See Our Stylesheets in Action

Everything you see on the portal—the branding, the layout, the typography, and the responsive design—is the direct result of our stylesheets. Our technical writers focus on creating structured content in DITA XML within the Heretto CCMS. When it’s time to publish, our stylesheets take that raw, semantic content and apply all the necessary formatting to create the polished HTML pages you see online. This process guarantees that every article, from a quick getting-started guide to in-depth API documentation, has a consistent look and feel. It’s how we ensure our content is always on-brand, easy to read, and professional, all without requiring our writers to spend a single minute on manual formatting.

Frequently Asked Questions

I'm used to styling documents in Word. How is using a stylesheet in DITA really different? The biggest difference is the separation of roles. When you use a program like Word, you are both the writer and the designer, spending a lot of time making sure the formatting looks right. In a DITA framework, the writer's job is to focus only on the content's meaning by applying semantic tags. The stylesheet then acts as the designer, automatically applying all the visual formatting during the publishing process. This frees your writers from manual styling and ensures every document is perfectly consistent.

Do I need to be a developer to create or edit our stylesheets? For the most part, yes. Creating stylesheets requires specialized knowledge of languages like XSLT and an understanding of the DITA Open Toolkit. It's not a skill most technical writers have or need to acquire. This is why most companies work with a consultant or a vendor's professional services team for the initial setup. Think of it as a one-time investment to build the engine that will format all your content automatically from then on.

We're planning a rebrand next year. Does that mean we have to redo all our documentation? Not at all, and this is where stylesheets become incredibly valuable. Since your content is completely separate from its presentation, you don't have to touch thousands of individual documents. Instead, you only need to update your stylesheet with the new logos, color palette, and fonts. Once that's done, you can republish your entire library, and every document will automatically reflect the new branding.

Can we use different stylesheets for different outputs, like a PDF and a website? Yes, this is a core function of stylesheets. You can have a unique stylesheet for every channel you publish to. For example, your PDF stylesheet can control page size, headers, and footers, while your website stylesheet can manage responsive design and interactive elements. This allows you to publish the same source content to many places, with each output perfectly optimized for its specific medium.

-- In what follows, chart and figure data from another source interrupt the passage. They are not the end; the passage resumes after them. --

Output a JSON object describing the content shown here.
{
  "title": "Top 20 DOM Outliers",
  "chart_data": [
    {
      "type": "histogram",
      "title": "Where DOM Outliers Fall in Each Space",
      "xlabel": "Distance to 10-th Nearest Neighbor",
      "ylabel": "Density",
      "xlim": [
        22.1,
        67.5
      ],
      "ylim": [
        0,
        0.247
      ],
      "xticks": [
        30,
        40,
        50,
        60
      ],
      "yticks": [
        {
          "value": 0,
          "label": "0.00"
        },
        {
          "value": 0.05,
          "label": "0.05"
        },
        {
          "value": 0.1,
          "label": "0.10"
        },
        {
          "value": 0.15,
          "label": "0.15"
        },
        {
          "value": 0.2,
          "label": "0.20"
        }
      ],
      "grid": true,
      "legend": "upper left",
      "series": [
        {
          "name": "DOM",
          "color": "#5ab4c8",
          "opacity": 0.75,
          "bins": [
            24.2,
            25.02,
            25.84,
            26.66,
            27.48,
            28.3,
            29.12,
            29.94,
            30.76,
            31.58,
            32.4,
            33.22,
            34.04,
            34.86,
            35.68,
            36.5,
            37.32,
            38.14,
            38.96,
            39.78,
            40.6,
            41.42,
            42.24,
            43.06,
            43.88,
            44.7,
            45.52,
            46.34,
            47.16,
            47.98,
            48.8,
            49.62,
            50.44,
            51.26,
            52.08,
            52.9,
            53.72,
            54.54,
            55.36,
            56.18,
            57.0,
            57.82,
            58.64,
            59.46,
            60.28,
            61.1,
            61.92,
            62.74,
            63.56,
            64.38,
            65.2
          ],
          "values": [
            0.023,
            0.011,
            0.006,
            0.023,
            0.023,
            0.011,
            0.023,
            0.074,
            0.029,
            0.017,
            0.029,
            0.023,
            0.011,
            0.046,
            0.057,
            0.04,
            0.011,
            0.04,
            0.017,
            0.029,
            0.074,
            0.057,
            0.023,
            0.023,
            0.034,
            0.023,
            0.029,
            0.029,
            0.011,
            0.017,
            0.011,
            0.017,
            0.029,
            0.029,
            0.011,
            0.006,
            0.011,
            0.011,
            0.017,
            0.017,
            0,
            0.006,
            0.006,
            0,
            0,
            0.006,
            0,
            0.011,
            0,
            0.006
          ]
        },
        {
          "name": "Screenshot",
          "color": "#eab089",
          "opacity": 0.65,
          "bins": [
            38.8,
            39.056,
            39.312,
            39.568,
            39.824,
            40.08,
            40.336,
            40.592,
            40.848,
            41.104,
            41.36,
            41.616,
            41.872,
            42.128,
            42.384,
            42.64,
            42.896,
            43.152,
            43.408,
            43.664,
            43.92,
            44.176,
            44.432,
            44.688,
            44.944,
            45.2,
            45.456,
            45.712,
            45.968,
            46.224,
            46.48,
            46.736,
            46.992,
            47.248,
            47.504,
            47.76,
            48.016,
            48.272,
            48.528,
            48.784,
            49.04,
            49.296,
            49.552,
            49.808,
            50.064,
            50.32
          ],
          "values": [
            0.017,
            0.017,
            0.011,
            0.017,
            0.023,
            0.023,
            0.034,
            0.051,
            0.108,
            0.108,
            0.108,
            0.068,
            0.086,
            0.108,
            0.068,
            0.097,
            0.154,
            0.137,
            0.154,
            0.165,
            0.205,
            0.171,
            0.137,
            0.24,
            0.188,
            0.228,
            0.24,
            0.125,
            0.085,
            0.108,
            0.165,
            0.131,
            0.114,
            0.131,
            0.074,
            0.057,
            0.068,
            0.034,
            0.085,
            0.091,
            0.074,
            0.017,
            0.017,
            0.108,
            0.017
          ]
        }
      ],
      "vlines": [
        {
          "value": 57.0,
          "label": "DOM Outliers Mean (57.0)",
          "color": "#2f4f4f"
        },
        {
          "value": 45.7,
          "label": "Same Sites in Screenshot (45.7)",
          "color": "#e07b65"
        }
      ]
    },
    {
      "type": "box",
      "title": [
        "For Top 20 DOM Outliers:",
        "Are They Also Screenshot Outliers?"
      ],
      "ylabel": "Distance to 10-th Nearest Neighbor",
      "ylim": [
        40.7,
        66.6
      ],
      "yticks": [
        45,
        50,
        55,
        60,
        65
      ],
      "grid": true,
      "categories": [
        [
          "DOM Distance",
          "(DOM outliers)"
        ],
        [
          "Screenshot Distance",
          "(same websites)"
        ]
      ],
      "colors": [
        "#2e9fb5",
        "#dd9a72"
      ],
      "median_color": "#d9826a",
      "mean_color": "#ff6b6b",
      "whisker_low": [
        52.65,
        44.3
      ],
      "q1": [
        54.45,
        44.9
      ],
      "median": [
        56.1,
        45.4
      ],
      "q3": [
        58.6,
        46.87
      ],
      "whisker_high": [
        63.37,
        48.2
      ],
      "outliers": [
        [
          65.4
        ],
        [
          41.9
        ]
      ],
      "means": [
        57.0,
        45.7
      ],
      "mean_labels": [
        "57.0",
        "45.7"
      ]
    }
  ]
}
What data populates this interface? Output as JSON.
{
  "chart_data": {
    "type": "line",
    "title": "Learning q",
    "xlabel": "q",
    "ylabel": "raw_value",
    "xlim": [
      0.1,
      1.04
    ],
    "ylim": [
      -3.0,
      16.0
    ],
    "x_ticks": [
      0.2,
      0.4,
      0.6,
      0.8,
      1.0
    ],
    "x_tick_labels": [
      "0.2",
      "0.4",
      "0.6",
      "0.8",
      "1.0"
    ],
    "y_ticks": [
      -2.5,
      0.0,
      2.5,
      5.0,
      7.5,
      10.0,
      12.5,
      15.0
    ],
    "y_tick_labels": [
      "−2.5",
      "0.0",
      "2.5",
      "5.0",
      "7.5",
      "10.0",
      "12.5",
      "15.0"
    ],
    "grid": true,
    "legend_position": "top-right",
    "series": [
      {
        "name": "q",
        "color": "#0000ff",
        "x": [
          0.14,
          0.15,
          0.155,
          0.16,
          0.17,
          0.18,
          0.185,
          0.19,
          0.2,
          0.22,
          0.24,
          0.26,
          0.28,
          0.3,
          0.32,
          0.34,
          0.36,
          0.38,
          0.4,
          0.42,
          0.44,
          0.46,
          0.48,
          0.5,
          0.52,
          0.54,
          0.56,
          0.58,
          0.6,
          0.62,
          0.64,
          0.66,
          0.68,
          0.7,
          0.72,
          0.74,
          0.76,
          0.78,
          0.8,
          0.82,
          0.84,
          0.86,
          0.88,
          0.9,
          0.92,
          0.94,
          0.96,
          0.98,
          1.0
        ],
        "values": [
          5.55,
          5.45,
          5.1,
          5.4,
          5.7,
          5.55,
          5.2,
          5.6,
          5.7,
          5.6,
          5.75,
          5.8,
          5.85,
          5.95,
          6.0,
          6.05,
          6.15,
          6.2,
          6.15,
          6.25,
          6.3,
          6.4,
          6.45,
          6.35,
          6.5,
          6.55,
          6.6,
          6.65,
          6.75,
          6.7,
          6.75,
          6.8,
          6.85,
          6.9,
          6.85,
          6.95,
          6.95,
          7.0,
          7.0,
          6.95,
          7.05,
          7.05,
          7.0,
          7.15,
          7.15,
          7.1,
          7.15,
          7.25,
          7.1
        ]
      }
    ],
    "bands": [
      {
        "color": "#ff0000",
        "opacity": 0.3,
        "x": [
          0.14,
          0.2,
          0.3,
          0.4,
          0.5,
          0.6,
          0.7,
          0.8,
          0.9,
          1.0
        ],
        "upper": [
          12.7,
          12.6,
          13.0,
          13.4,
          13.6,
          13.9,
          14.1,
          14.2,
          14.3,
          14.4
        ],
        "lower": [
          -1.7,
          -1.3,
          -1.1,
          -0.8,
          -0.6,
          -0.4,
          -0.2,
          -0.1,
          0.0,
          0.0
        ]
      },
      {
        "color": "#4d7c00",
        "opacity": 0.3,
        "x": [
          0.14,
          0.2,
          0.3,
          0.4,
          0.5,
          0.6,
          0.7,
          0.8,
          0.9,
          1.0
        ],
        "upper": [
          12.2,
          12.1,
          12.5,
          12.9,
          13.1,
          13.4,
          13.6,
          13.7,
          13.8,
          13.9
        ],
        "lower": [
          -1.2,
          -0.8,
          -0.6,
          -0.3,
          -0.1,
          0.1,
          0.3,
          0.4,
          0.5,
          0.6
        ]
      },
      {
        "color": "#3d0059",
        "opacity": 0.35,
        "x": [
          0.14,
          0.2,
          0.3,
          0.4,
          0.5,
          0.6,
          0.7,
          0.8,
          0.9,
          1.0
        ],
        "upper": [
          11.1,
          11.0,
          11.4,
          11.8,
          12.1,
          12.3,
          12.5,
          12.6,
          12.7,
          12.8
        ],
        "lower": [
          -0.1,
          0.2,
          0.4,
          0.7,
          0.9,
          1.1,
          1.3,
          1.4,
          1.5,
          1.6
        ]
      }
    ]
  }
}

What's the first practical step my team should take to define our stylesheet requirements? A great first step is to gather examples of what you want your final documents to look like. Find PDFs, websites, or other materials that have the branding, layout, and typography you're aiming for. Compiling these examples into a simple requirements document gives a stylesheet developer a clear visual target to work toward and makes the entire process much smoother.

Key Takeaways

  • Let writers focus on writing, not formatting: Stylesheets automate all visual styling, freeing your team from manual tasks that can consume up to half their time. This allows them to concentrate on creating high-quality, accurate content instead of worrying about its appearance.
  • Guarantee brand consistency and publish faster: Using stylesheets ensures your brand's visual identity is applied correctly every time, which helps you publish content up to 60% faster. This consistency builds user trust and eliminates the tedious work of manual formatting corrections.
  • Deliver content anywhere from a single source: Stylesheets make it possible to publish the same structured content to a PDF, a website, or an in-app widget without reformatting. You simply apply a different stylesheet for each output, ensuring a perfect user experience everywhere.